Just as an unelected and unaccountable EU Commission (and its Directorates) has no capacity to legitimize its rule, except via an elitist consensus bought by providing a guarantee of access to the feeding troughs of Brussels, so the elected European Parliament has no capacity to exercise its democratic mandate. Just as an unelected and unaccountable Social Partnership in Ireland has no capacity to rule except by bribing its way through all and any changes in economic environment, the elected Dail has been reduced to a nearly irrelevant student debating society. In both cases, corporatism has won and society has lost.

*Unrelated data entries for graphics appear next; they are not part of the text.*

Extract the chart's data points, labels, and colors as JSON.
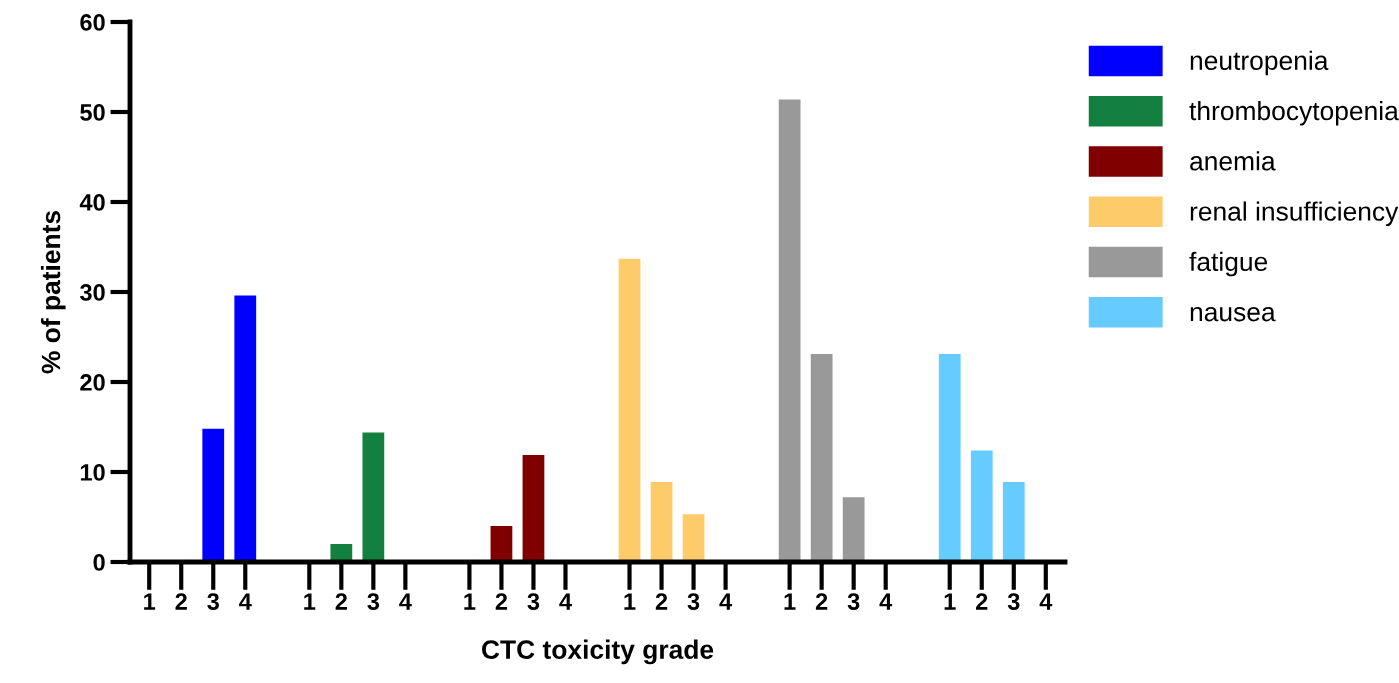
{
  "chart_data": {
    "type": "bar",
    "xlabel": "CTC toxicity grade",
    "ylabel": "% of patients",
    "categories": [
      "1",
      "2",
      "3",
      "4",
      null,
      "1",
      "2",
      "3",
      "4",
      null,
      "1",
      "2",
      "3",
      "4",
      null,
      "1",
      "2",
      "3",
      "4",
      null,
      "1",
      "2",
      "3",
      "4",
      null,
      "1",
      "2",
      "3",
      "4"
    ],
    "series": [
      {
        "name": "neutropenia",
        "color": "#0000ff",
        "values": [
          null,
          null,
          14.8,
          29.6,
          null,
          null,
          null,
          null,
          null,
          null,
          null,
          null,
          null,
          null,
          null,
          null,
          null,
          null,
          null,
          null,
          null,
          null,
          null,
          null,
          null,
          null,
          null,
          null,
          null
        ]
      },
      {
        "name": "thrombocytopenia",
        "color": "#148040",
        "values": [
          null,
          null,
          null,
          null,
          null,
          null,
          2.0,
          14.4,
          null,
          null,
          null,
          null,
          null,
          null,
          null,
          null,
          null,
          null,
          null,
          null,
          null,
          null,
          null,
          null,
          null,
          null,
          null,
          null,
          null
        ]
      },
      {
        "name": "anemia",
        "color": "#800000",
        "values": [
          null,
          null,
          null,
          null,
          null,
          null,
          null,
          null,
          null,
          null,
          null,
          4.0,
          11.9,
          null,
          null,
          null,
          null,
          null,
          null,
          null,
          null,
          null,
          null,
          null,
          null,
          null,
          null,
          null,
          null
        ]
      },
      {
        "name": "renal insufficiency",
        "color": "#fecb6b",
        "values": [
          null,
          null,
          null,
          null,
          null,
          null,
          null,
          null,
          null,
          null,
          null,
          null,
          null,
          null,
          null,
          33.7,
          8.9,
          5.3,
          null,
          null,
          null,
          null,
          null,
          null,
          null,
          null,
          null,
          null,
          null
        ]
      },
      {
        "name": "fatigue",
        "color": "#999999",
        "values": [
          null,
          null,
          null,
          null,
          null,
          null,
          null,
          null,
          null,
          null,
          null,
          null,
          null,
          null,
          null,
          null,
          null,
          null,
          null,
          null,
          51.4,
          23.1,
          7.2,
          null,
          null,
          null,
          null,
          null,
          null
        ]
      },
      {
        "name": "nausea",
        "color": "#66ccff",
        "values": [
          null,
          null,
          null,
          null,
          null,
          null,
          null,
          null,
          null,
          null,
          null,
          null,
          null,
          null,
          null,
          null,
          null,
          null,
          null,
          null,
          null,
          null,
          null,
          null,
          null,
          23.1,
          12.4,
          8.9,
          null
        ]
      }
    ],
    "ylim": [
      0,
      60
    ],
    "yticks": [
      0,
      10,
      20,
      30,
      40,
      50,
      60
    ],
    "legend": "top right",
    "grid": false
  }
}
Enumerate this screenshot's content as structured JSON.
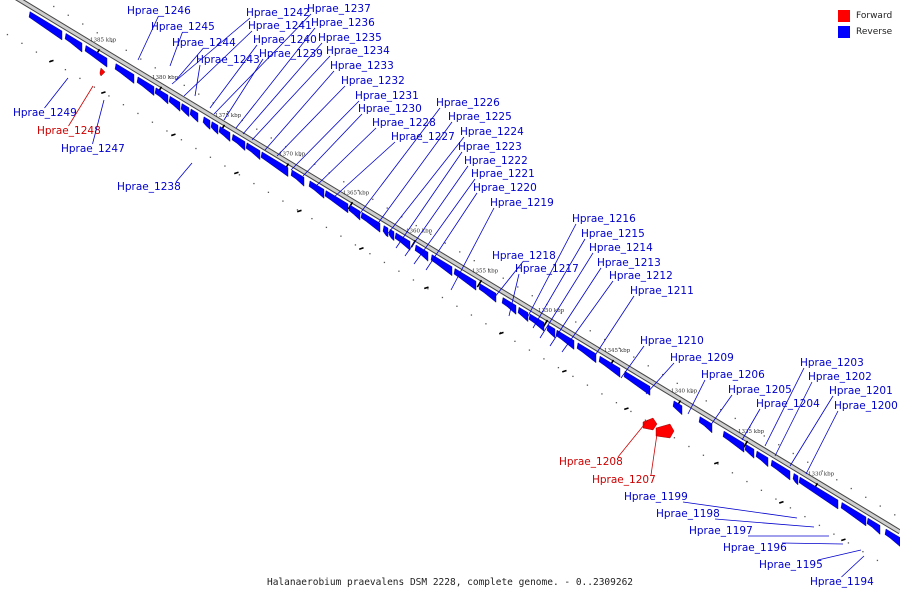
{
  "caption": "Halanaerobium praevalens DSM 2228, complete genome. - 0..2309262",
  "legend": [
    {
      "label": "Forward",
      "color": "#ff0000"
    },
    {
      "label": "Reverse",
      "color": "#0000ff"
    }
  ],
  "colors": {
    "forward": "#ff0000",
    "reverse": "#0000ff",
    "forward_text": "#cc0000",
    "reverse_text": "#0000cc",
    "backbone": "#8a8a8a"
  },
  "kbp_marks": [
    "1385 kbp",
    "1380 kbp",
    "1375 kbp",
    "1370 kbp",
    "1365 kbp",
    "1360 kbp",
    "1355 kbp",
    "1350 kbp",
    "1345 kbp",
    "1340 kbp",
    "1335 kbp",
    "1330 kbp"
  ],
  "genes": [
    {
      "name": "Hprae_1249",
      "strand": "reverse"
    },
    {
      "name": "Hprae_1248",
      "strand": "forward"
    },
    {
      "name": "Hprae_1247",
      "strand": "reverse"
    },
    {
      "name": "Hprae_1246",
      "strand": "reverse"
    },
    {
      "name": "Hprae_1245",
      "strand": "reverse"
    },
    {
      "name": "Hprae_1244",
      "strand": "reverse"
    },
    {
      "name": "Hprae_1243",
      "strand": "reverse"
    },
    {
      "name": "Hprae_1242",
      "strand": "reverse"
    },
    {
      "name": "Hprae_1241",
      "strand": "reverse"
    },
    {
      "name": "Hprae_1240",
      "strand": "reverse"
    },
    {
      "name": "Hprae_1239",
      "strand": "reverse"
    },
    {
      "name": "Hprae_1238",
      "strand": "reverse"
    },
    {
      "name": "Hprae_1237",
      "strand": "reverse"
    },
    {
      "name": "Hprae_1236",
      "strand": "reverse"
    },
    {
      "name": "Hprae_1235",
      "strand": "reverse"
    },
    {
      "name": "Hprae_1234",
      "strand": "reverse"
    },
    {
      "name": "Hprae_1233",
      "strand": "reverse"
    },
    {
      "name": "Hprae_1232",
      "strand": "reverse"
    },
    {
      "name": "Hprae_1231",
      "strand": "reverse"
    },
    {
      "name": "Hprae_1230",
      "strand": "reverse"
    },
    {
      "name": "Hprae_1228",
      "strand": "reverse"
    },
    {
      "name": "Hprae_1227",
      "strand": "reverse"
    },
    {
      "name": "Hprae_1226",
      "strand": "reverse"
    },
    {
      "name": "Hprae_1225",
      "strand": "reverse"
    },
    {
      "name": "Hprae_1224",
      "strand": "reverse"
    },
    {
      "name": "Hprae_1223",
      "strand": "reverse"
    },
    {
      "name": "Hprae_1222",
      "strand": "reverse"
    },
    {
      "name": "Hprae_1221",
      "strand": "reverse"
    },
    {
      "name": "Hprae_1220",
      "strand": "reverse"
    },
    {
      "name": "Hprae_1219",
      "strand": "reverse"
    },
    {
      "name": "Hprae_1218",
      "strand": "reverse"
    },
    {
      "name": "Hprae_1217",
      "strand": "reverse"
    },
    {
      "name": "Hprae_1216",
      "strand": "reverse"
    },
    {
      "name": "Hprae_1215",
      "strand": "reverse"
    },
    {
      "name": "Hprae_1214",
      "strand": "reverse"
    },
    {
      "name": "Hprae_1213",
      "strand": "reverse"
    },
    {
      "name": "Hprae_1212",
      "strand": "reverse"
    },
    {
      "name": "Hprae_1211",
      "strand": "reverse"
    },
    {
      "name": "Hprae_1210",
      "strand": "reverse"
    },
    {
      "name": "Hprae_1209",
      "strand": "reverse"
    },
    {
      "name": "Hprae_1208",
      "strand": "forward"
    },
    {
      "name": "Hprae_1207",
      "strand": "forward"
    },
    {
      "name": "Hprae_1206",
      "strand": "reverse"
    },
    {
      "name": "Hprae_1205",
      "strand": "reverse"
    },
    {
      "name": "Hprae_1204",
      "strand": "reverse"
    },
    {
      "name": "Hprae_1203",
      "strand": "reverse"
    },
    {
      "name": "Hprae_1202",
      "strand": "reverse"
    },
    {
      "name": "Hprae_1201",
      "strand": "reverse"
    },
    {
      "name": "Hprae_1200",
      "strand": "reverse"
    },
    {
      "name": "Hprae_1199",
      "strand": "reverse"
    },
    {
      "name": "Hprae_1198",
      "strand": "reverse"
    },
    {
      "name": "Hprae_1197",
      "strand": "reverse"
    },
    {
      "name": "Hprae_1196",
      "strand": "reverse"
    },
    {
      "name": "Hprae_1195",
      "strand": "reverse"
    },
    {
      "name": "Hprae_1194",
      "strand": "reverse"
    }
  ]
}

In 1934, Eoin O'Duffy - an Irish corporatist - stated: "We must lead the people always; nationally, socially and economically. We must clear up the economic mess and right the glaring social injustices of to-day by the corporative organization of Irish life; but before everything we must give a national lead to our people... The first essential is national unity. We can only have that when the Corporative system is accepted."
Am I the only one who sees clear parallels between this historical statement and our Government's (and EU's) active suppression of any dissent and the pursuit of a social-consensus model of policy formulation?